There is no question about the facts. On May 18, 1936, that is, nine days prior to the institution of the action against the defendant, a petition for guardianship was filed with the lower court in favor of the defendant, on the ground that she was incompetent to manage her estate by reason of her physical and mental incapacity. After hearing the petition, wherein the depositions of alienists were presented, the court issued an order declaring that the defendant Manuela Sarte "se halla ficica y mentalmente incacitada para administrar sus bienes poe razon de debelidad senil, cuya inteligencia si bien le permite sostener una conversacion por algunos minutos de una manera satisfactoria, no tiene la consistencia necesaria para atender a sus necesidas y administrar sus propios bienes."
Although this order was issued on December 3, 1936, it relates to the incapacity alleged in the petition of May 18, 1936. Consequently, the incapacity thus declared existed at least at the date of the filing of the petition, that is, on May 18, 1936, nine days prior to the institution of the action in the present case. In fact, according to the evidence relied upon by the lower court, the defendant was incompetent to manage her affairs for about two or three years prior to her examination by the alienists. It appears thus clear that during all the proceedings in the case at bar, from the time of the filing of the complaint to the rendition of the judgment, the defendant was physically and mentally unfit to manage her affairs, and there having been no summons and notices of the proceedings served her and her guardian, because no guardian was then appointed for her, the court trying the action acquired no jurisdiction over her person (sec. 396, No. 4, of Act No. 190).
It is argued that Attorney Gregorio A. Sabater appeared for the defendant in the case and filed an answer in her behalf and that the attorney's authority is presumed as well as the capacity of the defendant giving the authority. But this presumption is disputable and it is here entirely rebutted by no less than an order of the same court declaring the defendant physically and mentally unfit to manage her estate since at least May 18, 1936. If the defendant was thus incompetent, she could not have validly authorized the attorney to represent her. And if the authority was given by her relatives, it was not sufficient except to show the attorney's good faith in appearing in the case.
It is contended that the issue as to the incapacity of the defendant was pleaded in defendant's answer and was squarely decided and that therefore it cannot be reopened unless on the ground of newly discovered evidence.
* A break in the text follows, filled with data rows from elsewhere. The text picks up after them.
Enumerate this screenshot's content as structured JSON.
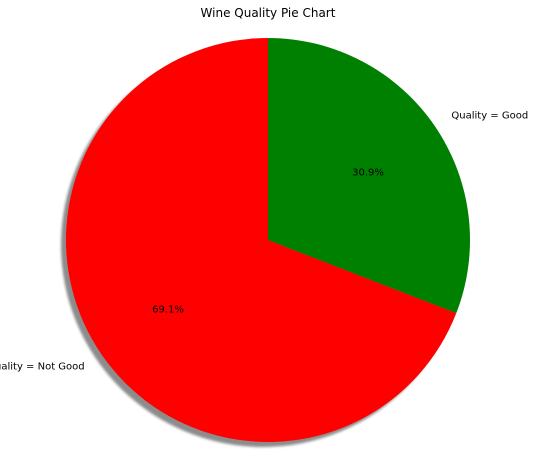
{
  "chart_data": {
    "type": "pie",
    "title": "Wine Quality Pie Chart",
    "labels": [
      "Quality = Not Good",
      "Quality = Good"
    ],
    "values": [
      69.1,
      30.9
    ],
    "percent_labels": [
      "69.1%",
      "30.9%"
    ],
    "colors": [
      "#ff0000",
      "#008000"
    ],
    "shadow": true,
    "start_angle_deg": 90
  }
}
That answer was, however, filed by an attorney not validly authorized to appear for the defendant who had never been in court except when her guardian filed a motion to quash all the proceedings for lack of jurisdiction. In matters of this kind, affecting the jurisdiction of the court and the validity of all proceedings, the court, instead of observing a passive attitude, should take the initiative of, and exercise utmost care in, ascertaining the facts. And although the evidence gathered at the trial is insufficient, if, after judgment, the lack of jurisdiction is clearly shown, and there has been no waiver thereof, as in this case where a waiver could not have been possible, it is the duty of the court to set aside all the proceedings, take the necessary steps to acquire jurisdiction, and grant a new trial. The position taken by the lower court in this case can hardly be reconciled with its position in the guardianship proceedings.
Appellee contends that in the motion filed by the guardian under section 113 there is no showing of mistake, inadvertence, surprise or excusable negligence as grounds for relief provided therein. It is, however, more than a surprise to the defendant that she be tried and sentenced without valid summons or notice. And as to the affidavits of merit required to be attached to a motion under section 113, they are not necessary, as we have already held, where the court acted without jurisdiction over the defendant's person. (Coombs vs. Santos, 24 Phil., 446.)
Judgment is reversed, all the proceedings had in the lower court are hereby declared null and void, and the case is remanded to the court below for new trial after the guardian making him a party defendant. With costs against appellee.
Avanceņa, C.J., Villa-Real, Diaz, Laurel, and Concepcion, JJ., concur.